If you're looking for a no-nonsense handset, solid and weighty in the hand is good – and the Nokia 6303's pleasingly curvy metal bodywork feels appropriately substantial, without being chunky.
The stainless steel casing helps nudge its weight up to the 95g mark, although its slim 108.8(h) x 46.2(w) x 11.7(d)mm candybar dimensions mean it'll slip comfortably into the pocket.
The 6303 Classic is initially available in two flavours – an all-matt black version and a silver model with black screen and control panel surround (again, echoing the 6300's décor). The body of the phone feels nicely rounded and good to handle, the cool metal back cover giving a quality touch.
The navigation control panel and display are slightly raised from the numberpad, with a curved edge separating them. This gives the 6303 Classic an appearance that's reminiscent of an open sliderphone.
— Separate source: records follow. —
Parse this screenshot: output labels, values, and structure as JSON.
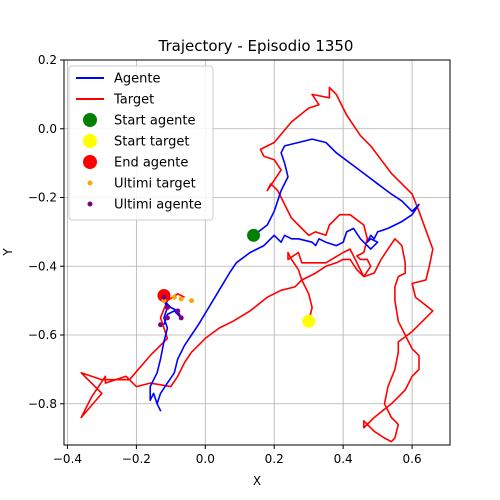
{
  "chart_data": {
    "type": "line",
    "title": "Trajectory - Episodio 1350",
    "xlabel": "X",
    "ylabel": "Y",
    "xlim": [
      -0.41,
      0.71
    ],
    "ylim": [
      -0.92,
      0.2
    ],
    "xticks": [
      -0.4,
      -0.2,
      0.0,
      0.2,
      0.4,
      0.6
    ],
    "xtick_labels": [
      "−0.4",
      "−0.2",
      "0.0",
      "0.2",
      "0.4",
      "0.6"
    ],
    "yticks": [
      0.2,
      0.0,
      -0.2,
      -0.4,
      -0.6,
      -0.8
    ],
    "ytick_labels": [
      "0.2",
      "0.0",
      "−0.2",
      "−0.4",
      "−0.6",
      "−0.8"
    ],
    "grid": true,
    "legend_position": "top-left",
    "series": [
      {
        "name": "Agente",
        "color": "#0000ff",
        "kind": "line",
        "points": [
          [
            0.14,
            -0.31
          ],
          [
            0.18,
            -0.28
          ],
          [
            0.2,
            -0.24
          ],
          [
            0.22,
            -0.18
          ],
          [
            0.24,
            -0.14
          ],
          [
            0.23,
            -0.1
          ],
          [
            0.22,
            -0.07
          ],
          [
            0.23,
            -0.05
          ],
          [
            0.27,
            -0.04
          ],
          [
            0.31,
            -0.03
          ],
          [
            0.35,
            -0.04
          ],
          [
            0.38,
            -0.07
          ],
          [
            0.42,
            -0.1
          ],
          [
            0.46,
            -0.13
          ],
          [
            0.5,
            -0.16
          ],
          [
            0.54,
            -0.19
          ],
          [
            0.57,
            -0.21
          ],
          [
            0.6,
            -0.24
          ],
          [
            0.62,
            -0.22
          ],
          [
            0.6,
            -0.25
          ],
          [
            0.57,
            -0.27
          ],
          [
            0.53,
            -0.29
          ],
          [
            0.5,
            -0.3
          ],
          [
            0.49,
            -0.32
          ],
          [
            0.48,
            -0.31
          ],
          [
            0.47,
            -0.33
          ],
          [
            0.48,
            -0.32
          ],
          [
            0.5,
            -0.33
          ],
          [
            0.48,
            -0.35
          ],
          [
            0.45,
            -0.32
          ],
          [
            0.43,
            -0.29
          ],
          [
            0.41,
            -0.3
          ],
          [
            0.4,
            -0.33
          ],
          [
            0.38,
            -0.34
          ],
          [
            0.35,
            -0.33
          ],
          [
            0.33,
            -0.32
          ],
          [
            0.32,
            -0.34
          ],
          [
            0.31,
            -0.33
          ],
          [
            0.27,
            -0.32
          ],
          [
            0.25,
            -0.32
          ],
          [
            0.23,
            -0.31
          ],
          [
            0.22,
            -0.33
          ],
          [
            0.2,
            -0.31
          ],
          [
            0.17,
            -0.34
          ],
          [
            0.13,
            -0.36
          ],
          [
            0.09,
            -0.39
          ],
          [
            0.07,
            -0.42
          ],
          [
            0.04,
            -0.47
          ],
          [
            0.01,
            -0.52
          ],
          [
            -0.02,
            -0.57
          ],
          [
            -0.04,
            -0.6
          ],
          [
            -0.06,
            -0.63
          ],
          [
            -0.08,
            -0.67
          ],
          [
            -0.09,
            -0.71
          ],
          [
            -0.11,
            -0.74
          ],
          [
            -0.13,
            -0.77
          ],
          [
            -0.14,
            -0.8
          ],
          [
            -0.13,
            -0.82
          ],
          [
            -0.14,
            -0.8
          ],
          [
            -0.15,
            -0.77
          ],
          [
            -0.16,
            -0.79
          ],
          [
            -0.16,
            -0.75
          ],
          [
            -0.14,
            -0.71
          ],
          [
            -0.13,
            -0.67
          ],
          [
            -0.12,
            -0.62
          ],
          [
            -0.11,
            -0.58
          ],
          [
            -0.12,
            -0.55
          ],
          [
            -0.11,
            -0.52
          ],
          [
            -0.12,
            -0.5
          ],
          [
            -0.1,
            -0.52
          ],
          [
            -0.08,
            -0.53
          ],
          [
            -0.07,
            -0.55
          ],
          [
            -0.09,
            -0.53
          ],
          [
            -0.11,
            -0.54
          ],
          [
            -0.12,
            -0.57
          ]
        ]
      },
      {
        "name": "Target",
        "color": "#ff0000",
        "kind": "line",
        "points": [
          [
            0.3,
            -0.56
          ],
          [
            0.31,
            -0.52
          ],
          [
            0.3,
            -0.48
          ],
          [
            0.28,
            -0.44
          ],
          [
            0.27,
            -0.41
          ],
          [
            0.25,
            -0.38
          ],
          [
            0.24,
            -0.36
          ],
          [
            0.24,
            -0.38
          ],
          [
            0.27,
            -0.36
          ],
          [
            0.28,
            -0.39
          ],
          [
            0.35,
            -0.39
          ],
          [
            0.4,
            -0.36
          ],
          [
            0.42,
            -0.35
          ],
          [
            0.44,
            -0.39
          ],
          [
            0.46,
            -0.43
          ],
          [
            0.48,
            -0.4
          ],
          [
            0.47,
            -0.38
          ],
          [
            0.45,
            -0.38
          ],
          [
            0.44,
            -0.37
          ],
          [
            0.46,
            -0.36
          ],
          [
            0.47,
            -0.32
          ],
          [
            0.46,
            -0.28
          ],
          [
            0.42,
            -0.25
          ],
          [
            0.39,
            -0.25
          ],
          [
            0.36,
            -0.28
          ],
          [
            0.35,
            -0.31
          ],
          [
            0.32,
            -0.3
          ],
          [
            0.3,
            -0.31
          ],
          [
            0.27,
            -0.28
          ],
          [
            0.25,
            -0.26
          ],
          [
            0.23,
            -0.22
          ],
          [
            0.21,
            -0.18
          ],
          [
            0.19,
            -0.16
          ],
          [
            0.18,
            -0.18
          ],
          [
            0.2,
            -0.15
          ],
          [
            0.22,
            -0.12
          ],
          [
            0.2,
            -0.09
          ],
          [
            0.17,
            -0.08
          ],
          [
            0.16,
            -0.06
          ],
          [
            0.2,
            -0.04
          ],
          [
            0.25,
            0.02
          ],
          [
            0.3,
            0.06
          ],
          [
            0.33,
            0.07
          ],
          [
            0.31,
            0.1
          ],
          [
            0.36,
            0.09
          ],
          [
            0.36,
            0.12
          ],
          [
            0.38,
            0.1
          ],
          [
            0.41,
            0.04
          ],
          [
            0.45,
            -0.02
          ],
          [
            0.48,
            -0.05
          ],
          [
            0.51,
            -0.09
          ],
          [
            0.54,
            -0.13
          ],
          [
            0.58,
            -0.17
          ],
          [
            0.6,
            -0.19
          ],
          [
            0.62,
            -0.24
          ],
          [
            0.66,
            -0.35
          ],
          [
            0.65,
            -0.4
          ],
          [
            0.64,
            -0.44
          ],
          [
            0.6,
            -0.45
          ],
          [
            0.61,
            -0.49
          ],
          [
            0.66,
            -0.53
          ],
          [
            0.64,
            -0.55
          ],
          [
            0.6,
            -0.59
          ],
          [
            0.56,
            -0.62
          ],
          [
            0.56,
            -0.65
          ],
          [
            0.55,
            -0.7
          ],
          [
            0.53,
            -0.75
          ],
          [
            0.52,
            -0.8
          ],
          [
            0.54,
            -0.84
          ],
          [
            0.56,
            -0.86
          ],
          [
            0.55,
            -0.9
          ],
          [
            0.54,
            -0.91
          ],
          [
            0.52,
            -0.9
          ],
          [
            0.49,
            -0.88
          ],
          [
            0.46,
            -0.85
          ],
          [
            0.46,
            -0.87
          ],
          [
            0.49,
            -0.84
          ],
          [
            0.54,
            -0.8
          ],
          [
            0.58,
            -0.76
          ],
          [
            0.6,
            -0.72
          ],
          [
            0.62,
            -0.7
          ],
          [
            0.62,
            -0.66
          ],
          [
            0.6,
            -0.64
          ],
          [
            0.58,
            -0.6
          ],
          [
            0.56,
            -0.56
          ],
          [
            0.55,
            -0.5
          ],
          [
            0.55,
            -0.46
          ],
          [
            0.56,
            -0.43
          ],
          [
            0.58,
            -0.42
          ],
          [
            0.58,
            -0.39
          ],
          [
            0.57,
            -0.34
          ],
          [
            0.55,
            -0.32
          ],
          [
            0.53,
            -0.35
          ],
          [
            0.51,
            -0.38
          ],
          [
            0.49,
            -0.42
          ],
          [
            0.46,
            -0.43
          ],
          [
            0.44,
            -0.41
          ],
          [
            0.42,
            -0.38
          ],
          [
            0.4,
            -0.38
          ],
          [
            0.38,
            -0.39
          ],
          [
            0.35,
            -0.4
          ],
          [
            0.32,
            -0.42
          ],
          [
            0.28,
            -0.44
          ],
          [
            0.26,
            -0.46
          ],
          [
            0.22,
            -0.47
          ],
          [
            0.18,
            -0.49
          ],
          [
            0.13,
            -0.53
          ],
          [
            0.08,
            -0.56
          ],
          [
            0.04,
            -0.58
          ],
          [
            0.0,
            -0.61
          ],
          [
            -0.02,
            -0.63
          ],
          [
            -0.04,
            -0.65
          ],
          [
            -0.06,
            -0.68
          ],
          [
            -0.08,
            -0.72
          ],
          [
            -0.1,
            -0.75
          ],
          [
            -0.16,
            -0.74
          ],
          [
            -0.2,
            -0.75
          ],
          [
            -0.23,
            -0.72
          ],
          [
            -0.29,
            -0.74
          ],
          [
            -0.29,
            -0.72
          ],
          [
            -0.33,
            -0.78
          ],
          [
            -0.36,
            -0.84
          ],
          [
            -0.3,
            -0.77
          ],
          [
            -0.36,
            -0.71
          ],
          [
            -0.3,
            -0.73
          ],
          [
            -0.22,
            -0.73
          ],
          [
            -0.16,
            -0.66
          ],
          [
            -0.11,
            -0.61
          ],
          [
            -0.13,
            -0.55
          ],
          [
            -0.11,
            -0.5
          ],
          [
            -0.08,
            -0.48
          ],
          [
            -0.06,
            -0.49
          ]
        ]
      },
      {
        "name": "Start agente",
        "color": "#008000",
        "kind": "marker",
        "points": [
          [
            0.14,
            -0.31
          ]
        ]
      },
      {
        "name": "Start target",
        "color": "#ffff00",
        "kind": "marker",
        "points": [
          [
            0.3,
            -0.56
          ]
        ]
      },
      {
        "name": "End agente",
        "color": "#ff0000",
        "kind": "marker",
        "points": [
          [
            -0.12,
            -0.485
          ]
        ]
      },
      {
        "name": "Ultimi target",
        "color": "#ffa500",
        "kind": "scatter",
        "points": [
          [
            -0.12,
            -0.5
          ],
          [
            -0.09,
            -0.49
          ],
          [
            -0.07,
            -0.495
          ],
          [
            -0.04,
            -0.5
          ]
        ]
      },
      {
        "name": "Ultimi agente",
        "color": "#800080",
        "kind": "scatter",
        "points": [
          [
            -0.12,
            -0.49
          ],
          [
            -0.11,
            -0.52
          ],
          [
            -0.08,
            -0.53
          ],
          [
            -0.07,
            -0.55
          ],
          [
            -0.11,
            -0.55
          ],
          [
            -0.13,
            -0.57
          ]
        ]
      }
    ]
  }
}
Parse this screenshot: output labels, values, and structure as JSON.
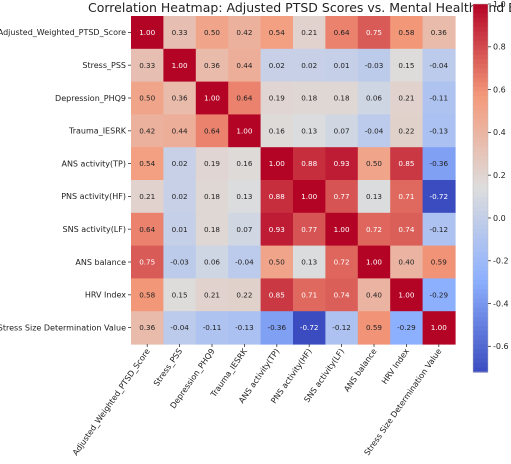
{
  "chart_data": {
    "type": "heatmap",
    "title": "Correlation Heatmap: Adjusted PTSD Scores vs. Mental Health and Biomark",
    "labels": [
      "Adjusted_Weighted_PTSD_Score",
      "Stress_PSS",
      "Depression_PHQ9",
      "Trauma_IESRK",
      "ANS activity(TP)",
      "PNS activity(HF)",
      "SNS activity(LF)",
      "ANS balance",
      "HRV Index",
      "Stress Size Determination Value"
    ],
    "values": [
      [
        1.0,
        0.33,
        0.5,
        0.42,
        0.54,
        0.21,
        0.64,
        0.75,
        0.58,
        0.36
      ],
      [
        0.33,
        1.0,
        0.36,
        0.44,
        0.02,
        0.02,
        0.01,
        -0.03,
        0.15,
        -0.04
      ],
      [
        0.5,
        0.36,
        1.0,
        0.64,
        0.19,
        0.18,
        0.18,
        0.06,
        0.21,
        -0.11
      ],
      [
        0.42,
        0.44,
        0.64,
        1.0,
        0.16,
        0.13,
        0.07,
        -0.04,
        0.22,
        -0.13
      ],
      [
        0.54,
        0.02,
        0.19,
        0.16,
        1.0,
        0.88,
        0.93,
        0.5,
        0.85,
        -0.36
      ],
      [
        0.21,
        0.02,
        0.18,
        0.13,
        0.88,
        1.0,
        0.77,
        0.13,
        0.71,
        -0.72
      ],
      [
        0.64,
        0.01,
        0.18,
        0.07,
        0.93,
        0.77,
        1.0,
        0.72,
        0.74,
        -0.12
      ],
      [
        0.75,
        -0.03,
        0.06,
        -0.04,
        0.5,
        0.13,
        0.72,
        1.0,
        0.4,
        0.59
      ],
      [
        0.58,
        0.15,
        0.21,
        0.22,
        0.85,
        0.71,
        0.74,
        0.4,
        1.0,
        -0.29
      ],
      [
        0.36,
        -0.04,
        -0.11,
        -0.13,
        -0.36,
        -0.72,
        -0.12,
        0.59,
        -0.29,
        1.0
      ]
    ],
    "colormap": "coolwarm",
    "vmin": -0.72,
    "vmax": 1.0,
    "colorbar_ticks": [
      "1.0",
      "0.8",
      "0.6",
      "0.4",
      "0.2",
      "0.0",
      "-0.2",
      "-0.4",
      "-0.6"
    ],
    "annotations": true
  }
}
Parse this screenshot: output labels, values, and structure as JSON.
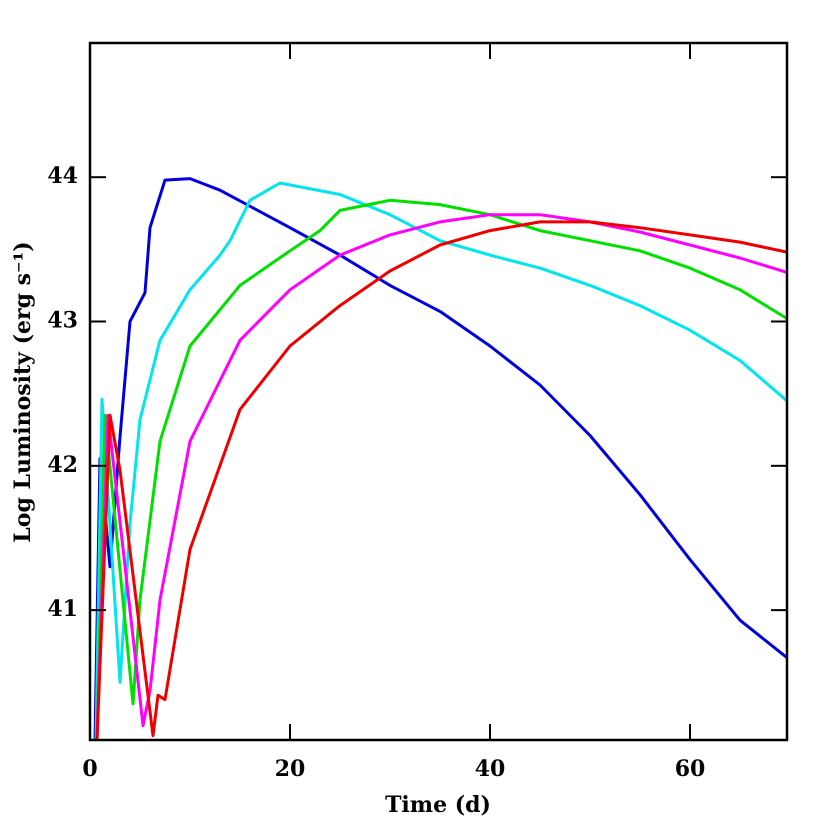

The screen is a 2.2-inch, QVGA (320x240 pixels) resolution, 16.7-million colour TFT – a typical mid-level display for a Nokia candybar that's typically bright and clear.
The navigation control panel is conventionally laid out, with a central navigation D-pad and a pair of rocker buttons taking care of softkey and Call/End duties.
These are decently sized, so avoid handling issues, while the D-pad reacts responsively to presses; a ridge gives fingers good purchase when selecting directional options.
The numberpad beneath is well ordered, the separate keys having a decent amount of room between them and sizeable enough to give digits a good run at accurate texting.
The overall space for keys, however, is quite compact relative to the size of the handset, so large-fingered users may feel tight for thumb space.
Around the curved edges of the phone, a volume rocker key on the side and an on/off key on top are the only buttons.
The base of the phone features a standard thin Nokia charger socket, a separate micro USB port – and that standard 3.5mm headphone socket, which enables you to upgrade your earwear when listening to the music player.
The back panel is plain, apart from holes marking the loudspeaker's presence, the camera lens – unprotected by any sliding cover – and a dual-LED flash.